At one part of the code, I am doing:
roleMapping.find({
where: {
principalType: 'USER',
principalId: context.principals[0].id
},
include: 'role'
}, function(err, roles){
console.log(roles[0]);
for (var i in roles)
{
if (roles[i].role.name === 'teamLeader' &&
roles[i].groupId === context.modelId)
{
cb(null,true);
}else {
cb(null,false);
}
}
});
Ok with this, but it fails when trying to compare roles[i].role.name
.
So, I went logging what the roles[i]
object contained.
{ groupId: 1,
id: 3,
principalType: 'USER',
principalId: 1,
roleId: 2,
role:
{ id: 2,
name: 'teamLeader',
description: 'The leader(s) of a team',
created: null,
modified: null } }
Ok, nothing wrong, but it still fails, so I tried to print just the role
property. And to my surprise:
{ [Function]
update: [Function],
destroy: [Function],
create: [Function],
build: [Function],
_targetClass: 'Role' }
So, the role
property seems to be some sort of function? But how it was been correctly printed before?

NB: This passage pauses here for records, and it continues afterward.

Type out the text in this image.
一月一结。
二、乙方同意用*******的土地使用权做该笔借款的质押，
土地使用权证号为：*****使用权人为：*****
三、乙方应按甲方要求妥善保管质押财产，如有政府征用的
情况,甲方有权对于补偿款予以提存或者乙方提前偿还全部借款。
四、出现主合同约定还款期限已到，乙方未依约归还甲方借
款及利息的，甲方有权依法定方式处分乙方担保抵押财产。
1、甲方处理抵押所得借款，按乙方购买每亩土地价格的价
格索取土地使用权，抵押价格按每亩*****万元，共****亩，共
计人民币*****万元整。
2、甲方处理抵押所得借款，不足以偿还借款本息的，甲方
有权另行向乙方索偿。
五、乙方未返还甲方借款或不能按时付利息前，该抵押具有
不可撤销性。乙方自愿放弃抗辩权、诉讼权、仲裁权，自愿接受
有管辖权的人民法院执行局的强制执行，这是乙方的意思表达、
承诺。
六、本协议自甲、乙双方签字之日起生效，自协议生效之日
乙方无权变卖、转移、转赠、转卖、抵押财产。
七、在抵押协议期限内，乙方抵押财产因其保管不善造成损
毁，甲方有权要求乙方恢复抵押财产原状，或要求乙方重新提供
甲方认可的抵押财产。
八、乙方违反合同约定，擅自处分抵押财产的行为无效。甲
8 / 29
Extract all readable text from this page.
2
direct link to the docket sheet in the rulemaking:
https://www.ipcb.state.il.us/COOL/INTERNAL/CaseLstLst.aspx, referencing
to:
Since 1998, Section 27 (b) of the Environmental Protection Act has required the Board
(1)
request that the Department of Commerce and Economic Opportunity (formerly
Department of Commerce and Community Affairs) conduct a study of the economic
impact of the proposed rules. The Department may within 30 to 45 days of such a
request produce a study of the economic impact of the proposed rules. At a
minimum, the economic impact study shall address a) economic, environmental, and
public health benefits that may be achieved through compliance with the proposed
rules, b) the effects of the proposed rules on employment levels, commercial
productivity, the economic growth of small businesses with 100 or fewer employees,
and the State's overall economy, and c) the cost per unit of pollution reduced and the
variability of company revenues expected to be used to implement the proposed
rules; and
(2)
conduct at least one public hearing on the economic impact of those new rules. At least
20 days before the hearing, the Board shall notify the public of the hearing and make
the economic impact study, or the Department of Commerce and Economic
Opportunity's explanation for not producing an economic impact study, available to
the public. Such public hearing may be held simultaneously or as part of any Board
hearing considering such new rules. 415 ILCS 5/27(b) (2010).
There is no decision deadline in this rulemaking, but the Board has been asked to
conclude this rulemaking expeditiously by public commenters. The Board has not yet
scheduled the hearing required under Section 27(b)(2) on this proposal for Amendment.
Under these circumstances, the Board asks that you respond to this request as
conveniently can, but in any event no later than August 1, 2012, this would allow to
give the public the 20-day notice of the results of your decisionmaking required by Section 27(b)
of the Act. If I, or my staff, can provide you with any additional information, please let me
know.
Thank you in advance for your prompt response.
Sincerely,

Eventually, lost in my frustration I tried var role = JSON.parse(JSON.stringify(roles[i]));
And then I could access every property of the object normally, but this is not clean nor normal.
This blew my mind for the first time in years of JS programming (sort of amateurish though), and I would be pleased if someone could clarify this to me. Thanks
EDIT: It seems that it is specific to this Framework, so I'm changing title to help community.